L’histoire du cyclisme regorge de dates symboliques, dont la simple énumération donne le tournis. Il en est pourtant une qui supplante peut-être toutes les autres, une date fondatrice sans laquelle rien n'eût été pareil : celle de la naissance de Bordeaux-Paris. Créée ex nihilo en 1891, l’épreuve allait ouvrir au sport cycliste des horizons insoupçonnés…

Aux origines…

1890. La vélocipédie a le vent en poupe, les progrès techniques se multiplient. En 1888, les bicyclettes de sécurité remplaçaient massivement les grands-bis, tandis que John Dunlop commercialisait ses pneumatiques révolutionnaires. Parallèlement, la construction des premiers vélodromes participe à structurer la compétition, jusqu’alors reléguée sur les places publiques (place des Quinconces à Bordeaux, Mail à Angers et autres boulevards citadins). La course de ville à ville a quant à elle plus ou moins disparu après des débuts prometteurs. Aux oubliettes, le Paris-Versailles de 1867 ou le Paris-Rouen de 1869, premières du genre. La guerre franco-prussienne a mis sous l'éteignoir innovation, pratique, compétition... Embryonnaires, la compétition cycliste et l'industrie du cycle sont presque tuées dans l'œuf. Après une timide reprise à la fin de la décennie 1870, les courses longues distances ont définitivement laissé la place à des formats plus modestes.

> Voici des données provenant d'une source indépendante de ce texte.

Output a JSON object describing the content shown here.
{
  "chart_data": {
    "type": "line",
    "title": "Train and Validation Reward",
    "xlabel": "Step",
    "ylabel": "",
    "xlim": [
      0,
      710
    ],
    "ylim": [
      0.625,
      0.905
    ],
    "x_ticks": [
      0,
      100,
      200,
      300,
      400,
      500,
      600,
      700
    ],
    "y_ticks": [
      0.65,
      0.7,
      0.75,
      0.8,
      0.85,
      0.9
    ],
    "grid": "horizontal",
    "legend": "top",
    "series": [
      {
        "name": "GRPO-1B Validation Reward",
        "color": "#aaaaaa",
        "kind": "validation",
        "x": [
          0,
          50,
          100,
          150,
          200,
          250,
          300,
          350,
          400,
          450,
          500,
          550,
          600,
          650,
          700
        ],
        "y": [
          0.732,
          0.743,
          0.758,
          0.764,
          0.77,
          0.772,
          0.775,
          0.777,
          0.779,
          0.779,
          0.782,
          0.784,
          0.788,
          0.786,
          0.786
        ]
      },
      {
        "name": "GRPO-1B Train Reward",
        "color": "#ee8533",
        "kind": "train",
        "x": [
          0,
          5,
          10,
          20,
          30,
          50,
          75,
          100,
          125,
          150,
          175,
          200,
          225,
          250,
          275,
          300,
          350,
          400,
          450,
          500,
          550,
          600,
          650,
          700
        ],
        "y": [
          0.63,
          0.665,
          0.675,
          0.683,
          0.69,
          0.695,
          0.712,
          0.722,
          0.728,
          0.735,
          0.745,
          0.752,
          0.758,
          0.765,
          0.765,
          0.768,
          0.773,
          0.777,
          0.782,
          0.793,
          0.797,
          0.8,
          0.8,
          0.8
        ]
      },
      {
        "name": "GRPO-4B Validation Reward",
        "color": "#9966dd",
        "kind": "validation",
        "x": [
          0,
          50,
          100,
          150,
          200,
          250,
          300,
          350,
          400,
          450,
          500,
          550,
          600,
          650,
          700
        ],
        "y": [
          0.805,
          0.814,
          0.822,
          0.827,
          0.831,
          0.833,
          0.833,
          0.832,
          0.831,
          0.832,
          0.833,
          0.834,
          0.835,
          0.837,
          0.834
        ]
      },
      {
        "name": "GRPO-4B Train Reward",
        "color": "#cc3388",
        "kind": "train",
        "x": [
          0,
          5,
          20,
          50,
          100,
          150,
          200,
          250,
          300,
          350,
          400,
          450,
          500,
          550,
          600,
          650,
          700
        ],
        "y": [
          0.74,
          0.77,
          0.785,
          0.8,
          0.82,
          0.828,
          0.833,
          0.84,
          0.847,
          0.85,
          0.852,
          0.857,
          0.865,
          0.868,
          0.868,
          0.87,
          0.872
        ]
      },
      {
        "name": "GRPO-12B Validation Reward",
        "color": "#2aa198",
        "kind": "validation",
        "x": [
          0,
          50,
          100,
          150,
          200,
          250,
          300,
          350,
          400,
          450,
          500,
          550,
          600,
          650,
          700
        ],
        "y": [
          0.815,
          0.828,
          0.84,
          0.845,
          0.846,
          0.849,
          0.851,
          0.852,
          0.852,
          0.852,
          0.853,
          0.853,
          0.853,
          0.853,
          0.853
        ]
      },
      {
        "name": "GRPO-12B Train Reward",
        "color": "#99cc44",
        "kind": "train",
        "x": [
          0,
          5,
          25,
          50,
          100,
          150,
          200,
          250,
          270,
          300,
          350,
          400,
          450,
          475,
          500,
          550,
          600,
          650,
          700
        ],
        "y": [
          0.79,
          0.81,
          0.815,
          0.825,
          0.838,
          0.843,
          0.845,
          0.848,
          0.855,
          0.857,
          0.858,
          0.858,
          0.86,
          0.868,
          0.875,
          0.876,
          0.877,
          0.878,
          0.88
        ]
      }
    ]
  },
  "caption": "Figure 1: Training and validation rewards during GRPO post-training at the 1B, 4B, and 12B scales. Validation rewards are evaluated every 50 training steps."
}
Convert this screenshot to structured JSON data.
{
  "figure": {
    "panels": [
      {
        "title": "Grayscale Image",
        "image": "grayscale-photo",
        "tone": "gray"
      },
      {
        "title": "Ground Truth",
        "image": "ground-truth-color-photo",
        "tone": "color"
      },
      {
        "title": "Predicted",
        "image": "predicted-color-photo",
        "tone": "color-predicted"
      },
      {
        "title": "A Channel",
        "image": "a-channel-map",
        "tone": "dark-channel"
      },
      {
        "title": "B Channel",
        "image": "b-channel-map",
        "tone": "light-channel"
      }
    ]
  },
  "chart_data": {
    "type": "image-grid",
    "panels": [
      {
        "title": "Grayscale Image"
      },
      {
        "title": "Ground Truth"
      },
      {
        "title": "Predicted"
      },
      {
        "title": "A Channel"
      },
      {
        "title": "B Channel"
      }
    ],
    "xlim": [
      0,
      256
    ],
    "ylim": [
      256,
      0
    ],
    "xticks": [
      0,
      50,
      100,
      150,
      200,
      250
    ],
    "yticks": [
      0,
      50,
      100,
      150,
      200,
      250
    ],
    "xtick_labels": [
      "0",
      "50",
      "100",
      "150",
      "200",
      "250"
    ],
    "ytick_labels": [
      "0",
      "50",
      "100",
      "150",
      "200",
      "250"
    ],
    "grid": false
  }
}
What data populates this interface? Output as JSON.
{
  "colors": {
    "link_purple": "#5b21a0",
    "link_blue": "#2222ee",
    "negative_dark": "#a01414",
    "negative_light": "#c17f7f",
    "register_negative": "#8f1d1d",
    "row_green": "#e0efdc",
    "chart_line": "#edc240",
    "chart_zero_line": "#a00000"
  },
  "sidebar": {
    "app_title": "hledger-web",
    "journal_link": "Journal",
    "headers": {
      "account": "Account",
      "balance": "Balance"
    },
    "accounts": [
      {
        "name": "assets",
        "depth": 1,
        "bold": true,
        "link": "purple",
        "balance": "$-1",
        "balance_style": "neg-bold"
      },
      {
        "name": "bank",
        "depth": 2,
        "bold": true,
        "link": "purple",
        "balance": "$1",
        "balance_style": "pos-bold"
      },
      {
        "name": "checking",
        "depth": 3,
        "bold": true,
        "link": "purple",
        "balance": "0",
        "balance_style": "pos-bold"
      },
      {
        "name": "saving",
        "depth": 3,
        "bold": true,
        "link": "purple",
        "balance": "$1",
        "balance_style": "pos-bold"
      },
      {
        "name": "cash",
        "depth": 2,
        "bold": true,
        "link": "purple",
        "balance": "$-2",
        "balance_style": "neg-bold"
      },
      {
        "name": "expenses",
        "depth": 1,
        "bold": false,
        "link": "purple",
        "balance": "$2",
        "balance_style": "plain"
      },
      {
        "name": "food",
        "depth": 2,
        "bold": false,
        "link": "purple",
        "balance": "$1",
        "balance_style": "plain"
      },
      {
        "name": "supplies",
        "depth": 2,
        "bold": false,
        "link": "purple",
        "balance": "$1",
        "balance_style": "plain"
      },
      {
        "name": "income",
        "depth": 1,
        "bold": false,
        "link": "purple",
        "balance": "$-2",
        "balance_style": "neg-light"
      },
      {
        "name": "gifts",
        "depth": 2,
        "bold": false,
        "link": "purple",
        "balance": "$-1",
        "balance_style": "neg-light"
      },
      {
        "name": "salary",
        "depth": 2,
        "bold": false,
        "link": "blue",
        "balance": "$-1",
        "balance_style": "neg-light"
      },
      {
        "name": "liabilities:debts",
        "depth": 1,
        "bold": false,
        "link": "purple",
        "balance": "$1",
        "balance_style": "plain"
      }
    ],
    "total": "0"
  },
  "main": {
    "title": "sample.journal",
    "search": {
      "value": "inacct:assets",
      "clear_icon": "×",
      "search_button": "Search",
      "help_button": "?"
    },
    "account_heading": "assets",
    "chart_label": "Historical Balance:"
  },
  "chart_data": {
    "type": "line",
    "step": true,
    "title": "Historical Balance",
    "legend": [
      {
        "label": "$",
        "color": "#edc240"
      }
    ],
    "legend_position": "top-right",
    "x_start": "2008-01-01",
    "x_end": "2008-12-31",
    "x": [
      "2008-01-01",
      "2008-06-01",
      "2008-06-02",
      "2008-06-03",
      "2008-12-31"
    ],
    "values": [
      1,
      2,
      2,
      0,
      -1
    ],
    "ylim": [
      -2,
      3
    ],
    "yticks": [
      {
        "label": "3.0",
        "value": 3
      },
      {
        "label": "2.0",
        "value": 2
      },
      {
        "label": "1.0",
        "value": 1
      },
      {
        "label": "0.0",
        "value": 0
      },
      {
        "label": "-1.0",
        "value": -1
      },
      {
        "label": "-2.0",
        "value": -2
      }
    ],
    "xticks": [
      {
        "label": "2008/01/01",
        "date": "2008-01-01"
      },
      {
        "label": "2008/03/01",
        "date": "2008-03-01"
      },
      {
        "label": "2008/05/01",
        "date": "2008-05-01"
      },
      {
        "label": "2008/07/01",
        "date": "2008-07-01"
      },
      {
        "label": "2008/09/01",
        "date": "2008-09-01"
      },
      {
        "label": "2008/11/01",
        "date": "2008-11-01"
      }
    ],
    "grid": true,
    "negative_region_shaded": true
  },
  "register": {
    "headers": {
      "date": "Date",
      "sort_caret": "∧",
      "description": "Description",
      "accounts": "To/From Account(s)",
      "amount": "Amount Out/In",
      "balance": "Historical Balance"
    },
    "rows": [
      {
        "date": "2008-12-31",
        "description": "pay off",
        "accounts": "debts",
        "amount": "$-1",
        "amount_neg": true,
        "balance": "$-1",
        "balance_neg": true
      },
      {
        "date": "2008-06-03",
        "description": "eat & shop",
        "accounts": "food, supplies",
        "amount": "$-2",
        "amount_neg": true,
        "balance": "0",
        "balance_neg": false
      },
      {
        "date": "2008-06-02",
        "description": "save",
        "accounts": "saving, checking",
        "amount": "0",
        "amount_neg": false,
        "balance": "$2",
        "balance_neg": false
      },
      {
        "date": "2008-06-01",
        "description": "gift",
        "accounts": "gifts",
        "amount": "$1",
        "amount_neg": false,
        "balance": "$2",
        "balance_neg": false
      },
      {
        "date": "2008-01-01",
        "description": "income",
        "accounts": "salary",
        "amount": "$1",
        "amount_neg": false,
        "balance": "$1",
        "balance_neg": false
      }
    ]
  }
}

Maurice MartinTel est le contexte lorsque les dirigeants du Véloce Club Bordelais cherchent à faire parler d’eux. Suite à de profondes dissensions internes, le VCB - plus important club de France en nombre de licenciés - a bien failli disparaître en 1890. Ses dirigeants aimeraient redorer leur blason par quelque coup d’éclat. Rapidement, l'idée d'organiser une grande course sur route tient la corde. La volonté affichée est de créer "la plus grande course internationale de vélocipèdes du monde". Le concept entériné, reste à en définir les contours. L'idée d'une course de 12 ou 24 heures, comme cela existe sur piste, est abandonnée car jugée trop fastidieuse à contrôler. Il s'agira plutôt d'une course de ville à ville, pour revenir à une recette qui fit jadis ses preuves. Naturellement ville de départ, Bordeaux ne peut être reliée qu'à Paris. La volonté de donner du relief à l'événement ne saurait faire l'économie d'une arrivée dans la capitale. Le secrétaire du VCB, Maurice Martin (photo ci-contre), connaît parfaitement le trajet. En août 1889, accompagné de Georges Thomas, président de l'UVF*, et d'Oscar Maillotte, vélocipédiste de la première heure, il a relié les deux villes en tricycle. Une virée qui a d’ailleurs fait l’objet d’une publication : « Voyage de Bordeaux à Paris par trois vélocipédistes ».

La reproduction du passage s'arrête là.